“nga tso la, rawang goh; nga tso la, rawang go”

we want freedom, we want freedom

News you should know about – A few days ago, in the 49th anniversary of a failed Tibetan uprising, many Tibetans, led by Buddhist Monks, started rebelling against Chinese rule.

Eyewitness account:

Then the gate of the debating compound opened and this stream of maroon humanity poured out, several hundred monks. It was impossible to count but I think there were at least 300.

We thought it was part of the tradition but when you looked at the expression on their faces, it was a very serious business. They were pumping their hands in the air as they ran out of the temple.

The minute that happened we saw the police – two or three who were inside the compound – suddenly speaking into their radios.
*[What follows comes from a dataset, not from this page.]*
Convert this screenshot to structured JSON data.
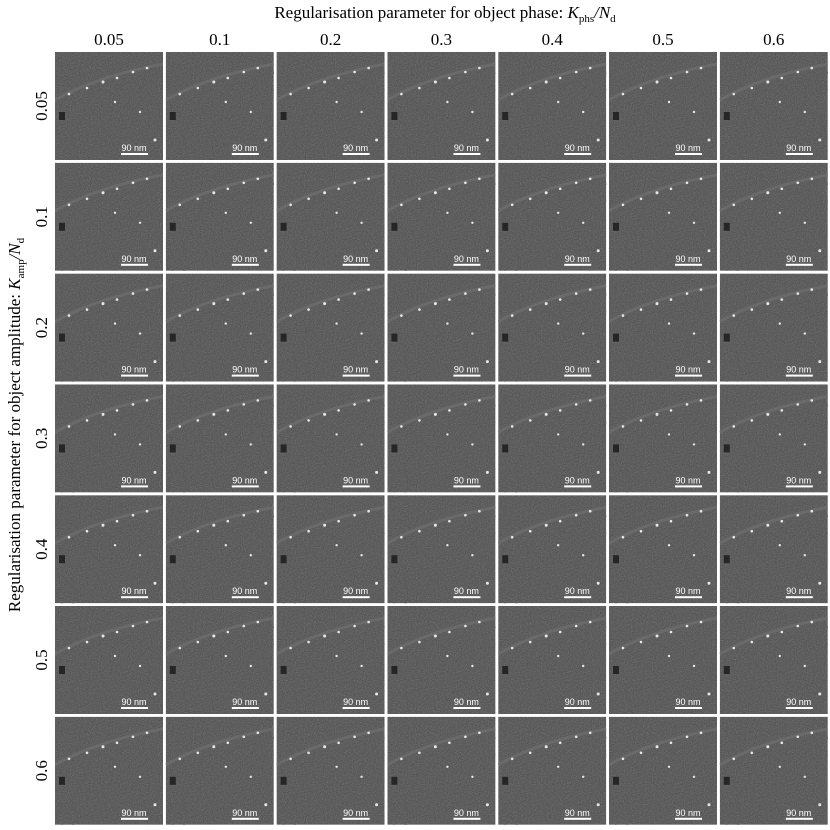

They started going after the monks, and plain-clothes police – I don’t know this for sure but that’s what I think they were – started to emerged from nowhere.

There were four or five in uniform but another 10 or 15 in regular clothing. They were grabbing monks, kicking and beating them.

If we had gone to Sera monastery an hour earlier or an hour later, no-one would have known what these monks had done

One monk was kicked in the stomach right in front of us and then beaten on the ground.

The monks were not attacking the soldiers, there was no melee. They were heading out in a stream, it was a very clear path, and the police were attacking them at the sides. It was gratuitous violence.

There’s a lot of confusion right now, since Tibet is very hard for foreign journalists to correspond from and get into. You can get more info from the blog of students for a free tibet. I think the general feeling of what’s going on is this: the Chinese military has occupied and cracked down on the main city, Lhasa. Protesting has spread elsewhere. This is a big deal and a large blow to China’s carefully cultivated image of national unity in preparation for the 08 Olympic games. There are comparisons to Tiananmen Square, the American boycott to the Olympics due to Russia’s invasion of Afghanistan, and that “The wave of violent protests in Tibet could not have come at a worse time for the Chinese government

James Fallows, a journalist for the Atlantic Monthly, is in China right now. He reports that the Chinese authorities have censored all internet, tv, or newspaper news of the events in Tibet. The great majority of the people of China don’t know what is really going on right now: the Chinese media is treating it as “small groups of hooligans have attacked soldiers in Lhasa but that things are under control.” (read here here and here)

Do we have a chapter of Students for a free Tibet here on campus?